[MUSIC].

So, here in Lecture 12.2, we're going to start our exploration of the logic side

of timing analysis. And so, what do we need to know?

We need to know what the basic assumptions are about the timing universe

and so that first assumption is going to be synchronous logic.

Things that leave storage elements, like flip flops, go through a big block of

logic and return to storage elements like flip flops.

And in this lecture, we're really just going to talk about a combinational side

of things. next we have to talk about well, where's

the delay? And the first thing we're going to have

to talk about is, what do delay models for individual gates look like?

And, one of the things that's a little bit surprising is they can be really

complicated. And so we're going to talk about how

complicated they can be but then we're going to restrict things to a sort of a

simple, reasonably realistic universe of things that are, are, in a, in a

commercially viable but, but simple enough that we can actually, actually do

some examples. And then we are going to talk about the

fact that in the actual way we do timing for logic, we stop looking at the logic.

We stop looking at anything that looks like Boolean algebra.

And we just look at these things as big complicated graphs.

And so, we're going to talk about why, from a complexity point of view, we do

something called a topological timing analysis, and not logical timing

analysis. So, let's go start looking at sequential

things, the combinational parts thereof, the delays through the gates, and

topological timing analysis. >> So, when we say that we're

interested in doing timing analysis at the logic level, what are, what are we

actually talking about? Well, our goal is to verify the timing

behavior of our logic design. So, here's the scenario.

I give you a gate-level netlist and I give you some timing models of the gates

and, maybe after the placement and the routing, I give you some timing models of

the wires. And you have tools in place that can tell

me the following answers. when signals arrive at various points in

the network, the longest delay is through the gate level network.

does the network satisfy timing requirements?

So, suppose I tell you that I want this chip to run at 1 gigahertz, which means

there's one nanosecond between the edges of the clock that control the flip flops.

Is it the case that all of the logic, the combinational logic is such that, if a

signal enters a block of combinational logic, it arrives not longer than one

nanosecond later. All right.

That's the kind of questions I want to know.

And if we do this analysis on our logic and it turns out that the answer is, oh

yeah, the logic's too slow I can't get all of the paths to the logic in 1

nanosecond. Some of them are 1.05 nanoseconds.

where do I look? you know, modern design has millions and

millions and millions of gates.
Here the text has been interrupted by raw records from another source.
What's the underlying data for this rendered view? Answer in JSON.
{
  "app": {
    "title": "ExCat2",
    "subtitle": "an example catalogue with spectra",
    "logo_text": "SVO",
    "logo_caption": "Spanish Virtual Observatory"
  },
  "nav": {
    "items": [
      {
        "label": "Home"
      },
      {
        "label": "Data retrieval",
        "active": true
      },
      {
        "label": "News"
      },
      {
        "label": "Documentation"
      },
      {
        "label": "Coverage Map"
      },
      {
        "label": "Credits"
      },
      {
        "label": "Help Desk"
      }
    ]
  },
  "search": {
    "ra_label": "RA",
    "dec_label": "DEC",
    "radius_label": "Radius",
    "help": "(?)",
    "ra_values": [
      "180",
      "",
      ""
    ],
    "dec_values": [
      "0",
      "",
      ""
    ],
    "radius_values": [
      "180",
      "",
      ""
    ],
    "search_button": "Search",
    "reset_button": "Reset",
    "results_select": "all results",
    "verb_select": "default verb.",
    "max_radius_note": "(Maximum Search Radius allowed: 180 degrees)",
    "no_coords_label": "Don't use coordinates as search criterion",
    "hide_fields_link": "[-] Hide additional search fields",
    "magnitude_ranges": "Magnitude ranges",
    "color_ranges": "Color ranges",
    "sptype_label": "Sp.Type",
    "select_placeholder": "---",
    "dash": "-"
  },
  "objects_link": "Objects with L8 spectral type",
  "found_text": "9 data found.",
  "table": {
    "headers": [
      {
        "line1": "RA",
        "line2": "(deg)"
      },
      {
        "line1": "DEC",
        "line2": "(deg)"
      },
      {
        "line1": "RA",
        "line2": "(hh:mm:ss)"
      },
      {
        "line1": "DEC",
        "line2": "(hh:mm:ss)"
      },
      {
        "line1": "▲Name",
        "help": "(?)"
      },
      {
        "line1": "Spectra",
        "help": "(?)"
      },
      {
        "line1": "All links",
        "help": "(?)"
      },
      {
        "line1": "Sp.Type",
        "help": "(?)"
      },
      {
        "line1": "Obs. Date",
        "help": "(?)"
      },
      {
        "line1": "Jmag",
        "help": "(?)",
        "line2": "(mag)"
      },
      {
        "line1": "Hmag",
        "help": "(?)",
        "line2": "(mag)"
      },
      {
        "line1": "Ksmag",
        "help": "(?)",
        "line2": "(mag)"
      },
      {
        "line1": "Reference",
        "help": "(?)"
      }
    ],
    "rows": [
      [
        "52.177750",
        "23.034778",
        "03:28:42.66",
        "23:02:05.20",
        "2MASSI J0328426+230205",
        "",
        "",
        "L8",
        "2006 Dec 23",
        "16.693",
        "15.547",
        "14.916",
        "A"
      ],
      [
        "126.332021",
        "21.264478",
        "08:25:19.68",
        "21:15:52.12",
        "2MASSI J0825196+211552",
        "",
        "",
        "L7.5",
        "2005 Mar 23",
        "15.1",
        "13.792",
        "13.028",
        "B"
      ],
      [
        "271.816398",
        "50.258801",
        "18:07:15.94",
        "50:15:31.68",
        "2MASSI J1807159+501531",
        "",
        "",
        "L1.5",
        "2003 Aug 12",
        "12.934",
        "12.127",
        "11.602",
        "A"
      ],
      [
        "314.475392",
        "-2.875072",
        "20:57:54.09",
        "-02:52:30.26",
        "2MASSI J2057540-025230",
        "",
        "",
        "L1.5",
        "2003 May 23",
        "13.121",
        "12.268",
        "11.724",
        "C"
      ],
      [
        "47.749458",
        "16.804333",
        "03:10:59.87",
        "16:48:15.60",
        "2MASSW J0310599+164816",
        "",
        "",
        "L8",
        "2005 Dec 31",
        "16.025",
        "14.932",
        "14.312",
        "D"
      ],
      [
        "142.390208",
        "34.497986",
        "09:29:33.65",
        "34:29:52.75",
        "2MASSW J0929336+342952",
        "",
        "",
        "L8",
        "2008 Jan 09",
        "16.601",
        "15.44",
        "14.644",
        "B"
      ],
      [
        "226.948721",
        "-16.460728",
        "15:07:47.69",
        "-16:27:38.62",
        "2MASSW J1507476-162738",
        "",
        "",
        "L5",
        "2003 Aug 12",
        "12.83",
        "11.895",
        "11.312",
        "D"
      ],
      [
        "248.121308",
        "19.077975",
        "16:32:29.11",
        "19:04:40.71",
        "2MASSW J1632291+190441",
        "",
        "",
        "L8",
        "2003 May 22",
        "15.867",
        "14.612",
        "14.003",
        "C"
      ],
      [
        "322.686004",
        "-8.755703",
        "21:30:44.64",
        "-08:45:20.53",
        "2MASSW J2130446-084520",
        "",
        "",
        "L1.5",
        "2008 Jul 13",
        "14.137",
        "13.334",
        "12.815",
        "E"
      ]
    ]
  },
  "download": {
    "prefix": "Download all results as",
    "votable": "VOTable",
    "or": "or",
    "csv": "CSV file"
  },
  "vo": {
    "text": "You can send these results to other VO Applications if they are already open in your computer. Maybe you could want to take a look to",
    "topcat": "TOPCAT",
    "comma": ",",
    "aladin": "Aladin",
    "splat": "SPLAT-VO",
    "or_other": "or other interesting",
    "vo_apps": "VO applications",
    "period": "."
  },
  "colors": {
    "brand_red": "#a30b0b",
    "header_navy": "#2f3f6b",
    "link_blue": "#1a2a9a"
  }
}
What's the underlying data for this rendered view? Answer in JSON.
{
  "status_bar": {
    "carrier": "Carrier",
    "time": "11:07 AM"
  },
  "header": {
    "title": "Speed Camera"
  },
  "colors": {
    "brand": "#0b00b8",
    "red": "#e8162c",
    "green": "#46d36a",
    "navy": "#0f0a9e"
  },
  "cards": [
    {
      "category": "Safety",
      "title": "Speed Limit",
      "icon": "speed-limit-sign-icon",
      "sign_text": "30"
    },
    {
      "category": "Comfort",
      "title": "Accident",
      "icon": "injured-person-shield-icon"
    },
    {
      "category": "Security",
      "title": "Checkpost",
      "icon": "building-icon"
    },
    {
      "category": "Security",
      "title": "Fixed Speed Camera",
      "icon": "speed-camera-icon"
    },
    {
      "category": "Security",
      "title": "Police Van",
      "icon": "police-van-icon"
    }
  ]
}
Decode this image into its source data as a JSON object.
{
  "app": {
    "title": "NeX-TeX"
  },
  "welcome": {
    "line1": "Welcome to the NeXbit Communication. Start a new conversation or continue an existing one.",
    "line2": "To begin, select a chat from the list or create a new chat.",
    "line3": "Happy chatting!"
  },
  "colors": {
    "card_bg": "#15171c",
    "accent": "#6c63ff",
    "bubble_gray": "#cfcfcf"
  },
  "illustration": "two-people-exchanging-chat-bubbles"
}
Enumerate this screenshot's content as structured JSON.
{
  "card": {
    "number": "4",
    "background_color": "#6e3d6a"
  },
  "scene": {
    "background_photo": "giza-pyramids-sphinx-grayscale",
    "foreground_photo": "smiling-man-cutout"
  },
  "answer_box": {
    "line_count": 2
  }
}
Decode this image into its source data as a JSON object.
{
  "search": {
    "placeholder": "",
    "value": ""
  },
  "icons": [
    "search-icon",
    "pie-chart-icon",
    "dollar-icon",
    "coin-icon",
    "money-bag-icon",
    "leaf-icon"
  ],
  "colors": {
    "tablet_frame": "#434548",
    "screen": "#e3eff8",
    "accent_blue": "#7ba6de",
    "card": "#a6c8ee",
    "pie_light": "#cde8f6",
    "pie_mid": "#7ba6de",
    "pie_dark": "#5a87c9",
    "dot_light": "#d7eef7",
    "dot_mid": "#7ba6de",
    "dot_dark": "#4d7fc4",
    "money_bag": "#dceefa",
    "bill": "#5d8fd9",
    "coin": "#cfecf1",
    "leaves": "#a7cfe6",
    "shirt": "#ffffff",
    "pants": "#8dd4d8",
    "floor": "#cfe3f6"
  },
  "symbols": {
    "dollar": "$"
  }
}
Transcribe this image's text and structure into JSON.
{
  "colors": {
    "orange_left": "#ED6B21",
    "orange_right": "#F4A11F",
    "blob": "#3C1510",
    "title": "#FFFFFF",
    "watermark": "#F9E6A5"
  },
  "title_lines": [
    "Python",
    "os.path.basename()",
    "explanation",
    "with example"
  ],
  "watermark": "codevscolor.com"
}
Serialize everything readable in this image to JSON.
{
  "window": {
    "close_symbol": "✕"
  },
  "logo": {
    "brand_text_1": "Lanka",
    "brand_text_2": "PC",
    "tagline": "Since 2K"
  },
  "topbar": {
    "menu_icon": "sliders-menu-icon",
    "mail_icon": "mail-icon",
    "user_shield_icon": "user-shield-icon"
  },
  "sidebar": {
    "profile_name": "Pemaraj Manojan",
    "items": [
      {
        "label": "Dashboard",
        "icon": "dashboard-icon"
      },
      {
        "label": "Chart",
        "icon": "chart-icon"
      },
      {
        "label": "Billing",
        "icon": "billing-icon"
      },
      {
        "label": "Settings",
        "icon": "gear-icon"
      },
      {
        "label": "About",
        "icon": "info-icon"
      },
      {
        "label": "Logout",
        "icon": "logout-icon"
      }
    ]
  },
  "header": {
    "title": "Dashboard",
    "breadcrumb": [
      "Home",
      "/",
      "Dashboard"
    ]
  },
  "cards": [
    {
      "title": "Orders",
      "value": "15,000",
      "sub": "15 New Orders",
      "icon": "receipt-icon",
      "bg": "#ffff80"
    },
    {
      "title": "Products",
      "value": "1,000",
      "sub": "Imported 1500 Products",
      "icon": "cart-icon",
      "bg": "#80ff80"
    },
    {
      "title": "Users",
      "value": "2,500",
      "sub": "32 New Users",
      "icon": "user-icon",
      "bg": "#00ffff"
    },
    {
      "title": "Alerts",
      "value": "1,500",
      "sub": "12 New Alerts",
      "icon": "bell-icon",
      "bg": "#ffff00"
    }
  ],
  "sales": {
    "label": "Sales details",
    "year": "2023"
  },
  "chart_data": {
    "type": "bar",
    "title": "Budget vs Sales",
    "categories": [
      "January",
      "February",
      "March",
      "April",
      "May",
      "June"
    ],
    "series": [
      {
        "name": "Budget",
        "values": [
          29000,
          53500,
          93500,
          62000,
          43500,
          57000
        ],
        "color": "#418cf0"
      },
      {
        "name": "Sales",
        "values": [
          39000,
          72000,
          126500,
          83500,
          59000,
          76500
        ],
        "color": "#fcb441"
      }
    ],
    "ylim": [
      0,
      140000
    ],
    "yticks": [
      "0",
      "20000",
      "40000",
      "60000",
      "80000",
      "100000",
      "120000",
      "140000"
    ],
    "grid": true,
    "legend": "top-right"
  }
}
It would be great if the analysis

techniques come back and they pinpoint exactly where my problems are.

And so, I'm going to show you some techniques that can answer all of those

questions. And in particular, and maybe in a

surprising way, answer the question exactly where's my problem?

What should I go focus on to fix? Now, the thing that's unfortunate is

that, the, it is the nature of the, the way you know the, the you know, the

electrical and the physical models work that a lot of this delay stuff is just

complicated in the real world. So, we're going to talk about that for a

little bit. And we're going to, you know, talk about

how we sort of simplify that for the purposes of this lecture.

first, however, I just want to do a few acknowledgments.

very early versions of this lecture used some material from, from my friends Karem

Sakallah, who is now at the University of Michigan, and Tom Szymanski, who at the

time was at AT&T Bell labs. and this version has been benefited

extensively from inputs from my friend Dave Hathaway at IBM.

Dave is actually the principal designer of Einstimer, which is IBM's production

static timing tool. So, every, every processor, every ASIC,

every big chip that gets that gets built by IBM runs through Dave's Einstimer

tool, which is doing very, very sophisticated static timing analysis.

And you know, the current version also benefited from versions of this lecture,

these lectures, that were taught by, by John Cohn, my former Ph.D.

student at IBM and Dave who were teaching this material to some, some folks at the

University of Vermont, and also some folks at at IBM.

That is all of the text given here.